Scion is focused on developing biorefinery processes to create biofuel products from renewable lignocellulosic (woody) materials in New Zealand.
Globally, lignocellulosics are the most abundant feedstock and present the best opportunity bioenergy production.
Research carried out in other parts of the world has focused on using hardwoods as a source material, softwoods have been considered less viable due to the apparent pre-treatment required.
Our research focuses on utilising New Zealand’s abundant softwood resource through overcoming such barriers.
Our current programme includes research undertaken by the New Zealand Lignocellulosic Bioethanol Initiative (NZLBI), a partnership between several public and private enterprises.
Our key capabilities
- Pre-treatment processing
- Energy systems analysis
New Zealand Lignocellulosic Bioethanol Initiative
The New Zealand Lignocellulosic Bioethanol Initiative (LBI) came together with the objective of addressing the challenges of using softwoods as a feedstock for production of bioethanol.
Stage one of the LBI programme involved completing a feasibility study. This study reviewed the infrastructure, technology and economics of a transportation biofuel industry in New Zealand.
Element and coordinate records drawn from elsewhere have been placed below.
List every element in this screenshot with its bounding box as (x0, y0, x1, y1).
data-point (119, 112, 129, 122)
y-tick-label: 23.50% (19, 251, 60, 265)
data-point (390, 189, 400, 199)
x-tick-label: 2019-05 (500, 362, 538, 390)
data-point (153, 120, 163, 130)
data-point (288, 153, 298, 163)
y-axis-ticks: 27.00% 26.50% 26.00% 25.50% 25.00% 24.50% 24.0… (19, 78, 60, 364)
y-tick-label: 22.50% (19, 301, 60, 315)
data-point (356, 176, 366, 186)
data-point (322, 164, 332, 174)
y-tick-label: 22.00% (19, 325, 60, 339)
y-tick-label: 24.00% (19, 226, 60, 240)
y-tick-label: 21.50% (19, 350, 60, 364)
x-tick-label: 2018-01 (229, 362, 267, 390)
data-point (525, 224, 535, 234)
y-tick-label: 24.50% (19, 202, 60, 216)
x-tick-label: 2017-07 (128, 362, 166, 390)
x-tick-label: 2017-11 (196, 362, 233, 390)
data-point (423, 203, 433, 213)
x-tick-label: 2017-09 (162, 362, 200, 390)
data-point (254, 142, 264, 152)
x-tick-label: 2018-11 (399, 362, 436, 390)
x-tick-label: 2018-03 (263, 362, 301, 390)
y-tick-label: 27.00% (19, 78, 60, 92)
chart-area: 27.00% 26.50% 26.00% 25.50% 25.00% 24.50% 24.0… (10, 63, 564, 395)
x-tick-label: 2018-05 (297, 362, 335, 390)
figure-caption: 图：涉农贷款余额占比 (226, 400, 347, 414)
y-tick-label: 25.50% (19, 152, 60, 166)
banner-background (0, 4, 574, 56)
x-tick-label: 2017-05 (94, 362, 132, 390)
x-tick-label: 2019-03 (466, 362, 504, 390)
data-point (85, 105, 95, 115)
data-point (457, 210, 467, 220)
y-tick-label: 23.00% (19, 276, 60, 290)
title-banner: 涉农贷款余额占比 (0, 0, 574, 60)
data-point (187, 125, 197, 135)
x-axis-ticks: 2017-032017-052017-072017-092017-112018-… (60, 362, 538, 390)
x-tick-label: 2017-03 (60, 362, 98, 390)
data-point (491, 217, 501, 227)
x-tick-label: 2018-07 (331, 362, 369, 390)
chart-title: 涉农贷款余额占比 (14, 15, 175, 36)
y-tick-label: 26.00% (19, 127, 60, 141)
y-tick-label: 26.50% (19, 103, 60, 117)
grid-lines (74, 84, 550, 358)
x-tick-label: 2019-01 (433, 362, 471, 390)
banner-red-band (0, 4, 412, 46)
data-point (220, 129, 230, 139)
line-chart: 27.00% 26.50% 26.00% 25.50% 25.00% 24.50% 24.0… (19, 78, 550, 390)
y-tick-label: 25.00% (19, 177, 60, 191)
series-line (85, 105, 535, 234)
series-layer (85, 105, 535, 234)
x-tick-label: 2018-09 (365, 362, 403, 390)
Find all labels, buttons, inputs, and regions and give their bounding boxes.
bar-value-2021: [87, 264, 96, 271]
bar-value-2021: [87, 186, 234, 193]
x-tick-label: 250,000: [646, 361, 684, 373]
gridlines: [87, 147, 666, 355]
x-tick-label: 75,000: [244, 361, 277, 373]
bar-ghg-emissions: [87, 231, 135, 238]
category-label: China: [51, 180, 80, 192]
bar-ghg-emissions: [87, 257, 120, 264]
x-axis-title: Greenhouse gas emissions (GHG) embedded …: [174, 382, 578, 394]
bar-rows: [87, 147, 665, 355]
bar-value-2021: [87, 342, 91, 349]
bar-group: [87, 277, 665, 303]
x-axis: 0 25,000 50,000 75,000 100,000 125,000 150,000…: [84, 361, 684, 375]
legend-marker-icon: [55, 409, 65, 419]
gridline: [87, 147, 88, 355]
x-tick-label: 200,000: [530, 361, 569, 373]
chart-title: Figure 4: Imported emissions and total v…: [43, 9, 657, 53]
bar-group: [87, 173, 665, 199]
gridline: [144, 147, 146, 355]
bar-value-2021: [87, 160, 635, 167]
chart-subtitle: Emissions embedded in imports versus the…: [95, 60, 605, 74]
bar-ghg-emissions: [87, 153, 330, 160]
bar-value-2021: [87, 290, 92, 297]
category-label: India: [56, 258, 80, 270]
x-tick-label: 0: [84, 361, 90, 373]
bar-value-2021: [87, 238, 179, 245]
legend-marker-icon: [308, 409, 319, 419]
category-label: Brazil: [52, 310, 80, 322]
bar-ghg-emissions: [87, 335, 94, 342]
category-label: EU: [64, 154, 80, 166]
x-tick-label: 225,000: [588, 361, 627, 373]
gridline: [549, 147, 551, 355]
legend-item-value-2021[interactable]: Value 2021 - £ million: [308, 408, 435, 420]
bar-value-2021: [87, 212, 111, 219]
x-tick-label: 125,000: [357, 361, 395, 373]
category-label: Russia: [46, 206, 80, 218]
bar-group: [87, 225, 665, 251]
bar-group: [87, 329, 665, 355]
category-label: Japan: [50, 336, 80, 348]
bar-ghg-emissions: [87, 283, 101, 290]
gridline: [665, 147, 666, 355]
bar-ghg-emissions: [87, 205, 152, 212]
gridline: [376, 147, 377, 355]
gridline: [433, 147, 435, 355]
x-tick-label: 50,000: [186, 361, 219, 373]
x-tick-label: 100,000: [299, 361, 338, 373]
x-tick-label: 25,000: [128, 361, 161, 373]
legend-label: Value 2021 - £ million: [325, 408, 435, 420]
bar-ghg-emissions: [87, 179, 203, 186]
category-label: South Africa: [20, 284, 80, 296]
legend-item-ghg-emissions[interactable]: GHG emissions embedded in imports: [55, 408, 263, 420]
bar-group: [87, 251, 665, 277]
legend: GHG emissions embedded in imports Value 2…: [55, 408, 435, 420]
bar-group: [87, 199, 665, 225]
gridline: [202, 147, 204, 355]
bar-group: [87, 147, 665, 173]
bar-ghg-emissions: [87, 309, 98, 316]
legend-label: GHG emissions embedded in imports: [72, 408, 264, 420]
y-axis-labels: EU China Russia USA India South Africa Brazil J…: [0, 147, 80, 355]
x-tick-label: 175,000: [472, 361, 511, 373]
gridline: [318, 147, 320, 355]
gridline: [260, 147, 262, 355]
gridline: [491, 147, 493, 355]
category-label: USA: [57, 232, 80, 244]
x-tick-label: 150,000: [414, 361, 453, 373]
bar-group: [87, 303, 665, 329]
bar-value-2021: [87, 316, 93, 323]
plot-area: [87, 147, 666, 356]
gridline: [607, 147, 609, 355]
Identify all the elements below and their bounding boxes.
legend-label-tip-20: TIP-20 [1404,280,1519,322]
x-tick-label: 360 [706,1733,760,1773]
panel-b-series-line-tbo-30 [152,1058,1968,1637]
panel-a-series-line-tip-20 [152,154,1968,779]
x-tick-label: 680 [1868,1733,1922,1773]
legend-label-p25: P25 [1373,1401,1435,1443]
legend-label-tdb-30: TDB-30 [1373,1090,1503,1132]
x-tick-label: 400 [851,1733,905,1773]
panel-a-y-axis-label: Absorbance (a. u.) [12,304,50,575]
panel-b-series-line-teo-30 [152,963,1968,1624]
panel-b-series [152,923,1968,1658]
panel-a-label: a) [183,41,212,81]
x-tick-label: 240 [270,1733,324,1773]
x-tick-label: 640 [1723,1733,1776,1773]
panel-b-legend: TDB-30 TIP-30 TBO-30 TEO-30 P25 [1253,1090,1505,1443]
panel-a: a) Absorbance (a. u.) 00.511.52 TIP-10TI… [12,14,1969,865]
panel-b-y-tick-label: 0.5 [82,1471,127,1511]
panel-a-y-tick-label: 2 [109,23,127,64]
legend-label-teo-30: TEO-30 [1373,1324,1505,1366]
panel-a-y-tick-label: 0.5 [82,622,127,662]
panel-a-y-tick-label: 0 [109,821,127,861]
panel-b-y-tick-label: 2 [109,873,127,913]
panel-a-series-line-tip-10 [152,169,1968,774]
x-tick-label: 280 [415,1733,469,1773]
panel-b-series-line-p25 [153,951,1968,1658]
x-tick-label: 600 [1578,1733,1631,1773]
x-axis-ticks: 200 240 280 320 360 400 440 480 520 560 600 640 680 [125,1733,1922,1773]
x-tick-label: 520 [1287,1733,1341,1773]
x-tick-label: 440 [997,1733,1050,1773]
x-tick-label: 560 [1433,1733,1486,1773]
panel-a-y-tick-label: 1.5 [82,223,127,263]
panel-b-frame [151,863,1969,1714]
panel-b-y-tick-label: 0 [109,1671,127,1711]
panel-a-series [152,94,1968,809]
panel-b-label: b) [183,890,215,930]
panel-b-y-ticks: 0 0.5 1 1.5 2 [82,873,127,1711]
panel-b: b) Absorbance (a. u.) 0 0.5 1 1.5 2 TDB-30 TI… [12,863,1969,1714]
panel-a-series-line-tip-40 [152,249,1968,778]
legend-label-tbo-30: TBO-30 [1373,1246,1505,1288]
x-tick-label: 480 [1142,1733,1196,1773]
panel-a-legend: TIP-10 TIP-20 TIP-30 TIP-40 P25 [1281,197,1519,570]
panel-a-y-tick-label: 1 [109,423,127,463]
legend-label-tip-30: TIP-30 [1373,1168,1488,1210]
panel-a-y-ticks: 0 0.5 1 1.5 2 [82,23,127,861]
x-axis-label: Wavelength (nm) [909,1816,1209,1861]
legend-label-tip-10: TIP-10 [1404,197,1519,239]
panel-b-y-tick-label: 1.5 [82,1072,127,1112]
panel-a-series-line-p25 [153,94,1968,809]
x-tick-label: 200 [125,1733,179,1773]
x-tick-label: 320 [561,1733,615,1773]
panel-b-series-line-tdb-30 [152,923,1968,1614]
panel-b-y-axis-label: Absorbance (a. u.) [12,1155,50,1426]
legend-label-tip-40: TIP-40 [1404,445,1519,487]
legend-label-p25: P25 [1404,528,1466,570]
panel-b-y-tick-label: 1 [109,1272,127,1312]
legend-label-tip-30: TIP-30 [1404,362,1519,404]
This study showed there were no major technical or input barriers to producing large volumes of ethanol from New Zealand-grown wood and plant waste.
Stage two of the LBI programme aims to demonstrate that Scion’s pre-treatment method (using radiata pine) when combined with enzymatic digestion and fermentation is an economically viable process for producing bioethanol using New Zealand’s softwood forest resource.
Scion plans to demonstrate this process at pilot-scale using the existing lab-scale methods. The results from these trials will be used to model the economics enabling the development of a 90 million litre per year commercial facility in New Zealand.